TIMS: A Tactile Internet-Based Micromanipulation System with Haptic Guidance for Surgical Training
Lin, Jialin, Guo, Xiaoqing, Fan, Wen, Li, Wei, Wang, Yuanyi, Liang, Jiaming, Liu, Weiru, Wei, Lei, Zhang, Dandan
Microsurgery involves the dexterous manipulation of delicate tissue or fragile structures such as small blood vessels, nerves, etc., under a microscope.
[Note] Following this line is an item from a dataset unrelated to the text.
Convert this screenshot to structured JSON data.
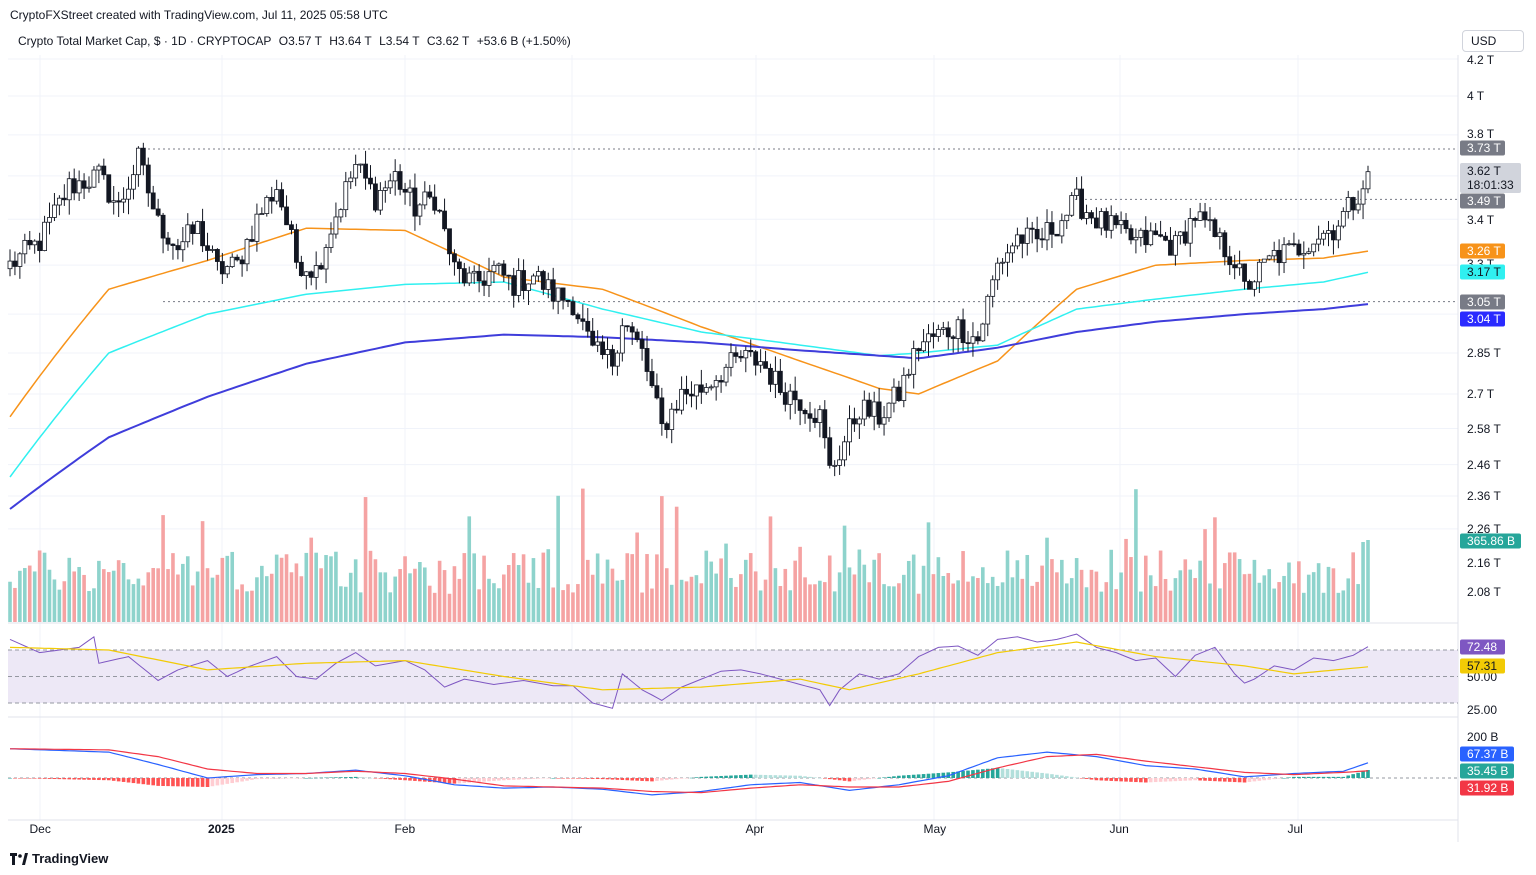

To address the limitation of imprecise manipulation of human hands, robotic systems have been developed to assist surgeons in performing complex microsurgical tasks with greater precision and safety. However, the steep learning curve for robot-assisted microsurgery (RAMS) and the shortage of well-trained surgeons pose significant challenges to the widespread adoption of RAMS. Therefore, the development of a versatile training system for RAMS is necessary, which can bring tangible benefits to both surgeons and patients. In this paper, we present a Tactile Internet-Based Micromanipulation System (TIMS) based on a ROS-Django web-based architecture for microsurgical training. This system can provide tactile feedback to operators via a wearable tactile display (WTD), while real-time data is transmitted through the internet via a ROS-Django framework. In addition, TIMS integrates haptic guidance to `guide' the trainees to follow a desired trajectory provided by expert surgeons. Learning from demonstration based on Gaussian Process Regression (GPR) was used to generate the desired trajectory. User studies were also conducted to verify the effectiveness of our proposed TIMS, comparing users' performance with and without tactile feedback and/or haptic guidance.